Antes de la visitación final de los juicios de Dios sobre esta tierra, según El Conflicto de los Siglos, “habrá entre el pueblo del Señor un avivamiento de la piedad primitiva, cual no se ha visto nunca desde los tiempos apostólicos” (pág. 517). ¿Qué entendemos por “piedad primitiva”? El diccionario dice del adjetivo primitivo: “que pertenece al primer estado de las cosas”. Si esta declaración se refiere a la piedad del cristianismo primitivo, lo cual puede deducirse de la referencia a los “tiempos apostólicos”, podemos entonces inferir que la fe y las prácticas puras de la iglesia primitiva formaban parte de la piedad primitiva.

Un estudio cuidadoso de la historia de la iglesia primitiva revela que los padres de la iglesia del primer y segundo siglos preconizaban la más firme adhesión a las elevadas normas de conducta, vestimenta, moral, recreación y temperancia. Algunos de ellos fueron bastante explícitos en definir cómo debían aplicarse esas normas en la vida de sus seguidores. Al considerar con atención los escritos de esos hombres tendremos una visión más clara de lo que significa la piedad primitiva. En aras de la brevedad nos limitaremos a comentar los aspectos de la vestimenta y el “adorno exterior”.

DESAPROBACIÓN SUAVE O ABIERTA HOSTILIDAD

El cristianismo en los tiempos apostólicos no era más popular de lo que lo había sido su Fundador, tanto para los dirigentes religiosos judíos como para las masas paganas.
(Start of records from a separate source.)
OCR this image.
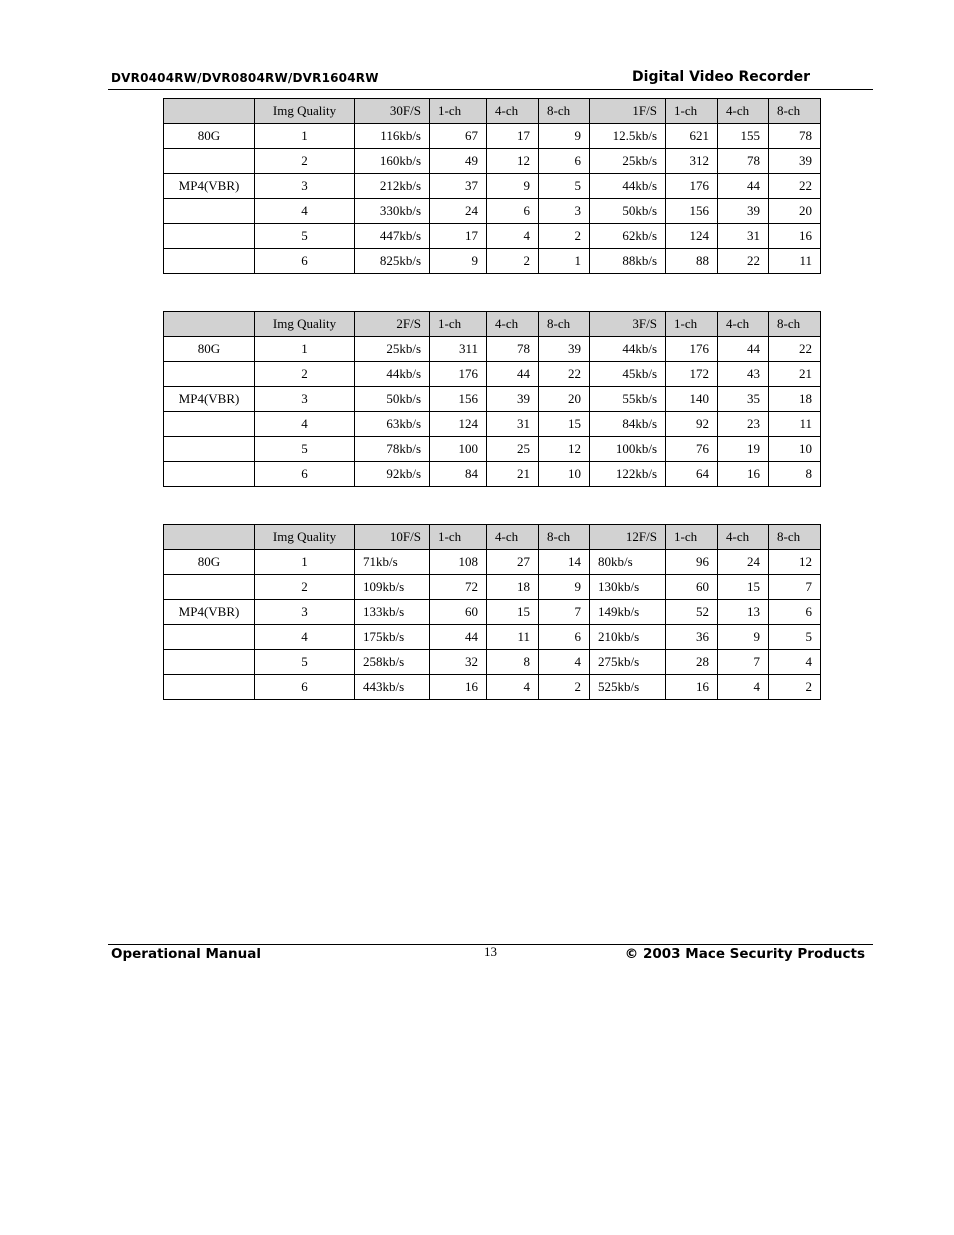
DVR0404RW/DVR0804RW/DVR1604RW	Digital Video Recorder
	Img Quality	30F/S	1-ch	4-ch	8-ch	1F/S	1-ch	4-ch	8-ch
80G	1	116kb/s	67	17	9	12.5kb/s	621	155	78
	2	160kb/s	49	12	6	25kb/s	312	78	39
MP4(VBR)	3	212kb/s	37	9	5	44kb/s	176	44	22
	4	330kb/s	24	6	3	50kb/s	156	39	20
	5	447kb/s	17	4	2	62kb/s	124	31	16
	6	825kb/s	9	2	1	88kb/s	88	22	11
	Img Quality	2F/S	1-ch	4-ch	8-ch	3F/S	1-ch	4-ch	8-ch
80G	1	25kb/s	311	78	39	44kb/s	176	44	22
	2	44kb/s	176	44	22	45kb/s	172	43	21
MP4(VBR)	3	50kb/s	156	39	20	55kb/s	140	35	18
	4	63kb/s	124	31	15	84kb/s	92	23	11
	5	78kb/s	100	25	12	100kb/s	76	19	10
	6	92kb/s	84	21	10	122kb/s	64	16	8
	Img Quality	10F/S	1-ch	4-ch	8-ch	12F/S	1-ch	4-ch	8-ch
80G	1	71kb/s	108	27	14	80kb/s	96	24	12
	2	109kb/s	72	18	9	130kb/s	60	15	7
MP4(VBR)	3	133kb/s	60	15	7	149kb/s	52	13	6
	4	175kb/s	44	11	6	210kb/s	36	9	5
	5	258kb/s	32	8	4	275kb/s	28	7	4
	6	443kb/s	16	4	2	525kb/s	16	4	2
Operational Manual	13	© 2003 Mace Security Products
La iglesia en los dos primeros siglos fue recibida con actitudes que iban desde una moderada desaprobación hasta la abierta hostilidad, a menudo en forma de persecución.

No leas nada que no desees recordar, porque al hacerlo estás acostumbrando tu mente a olvidar. Luego, cuando leas algo que quieras recordar, no podrás hacerlo.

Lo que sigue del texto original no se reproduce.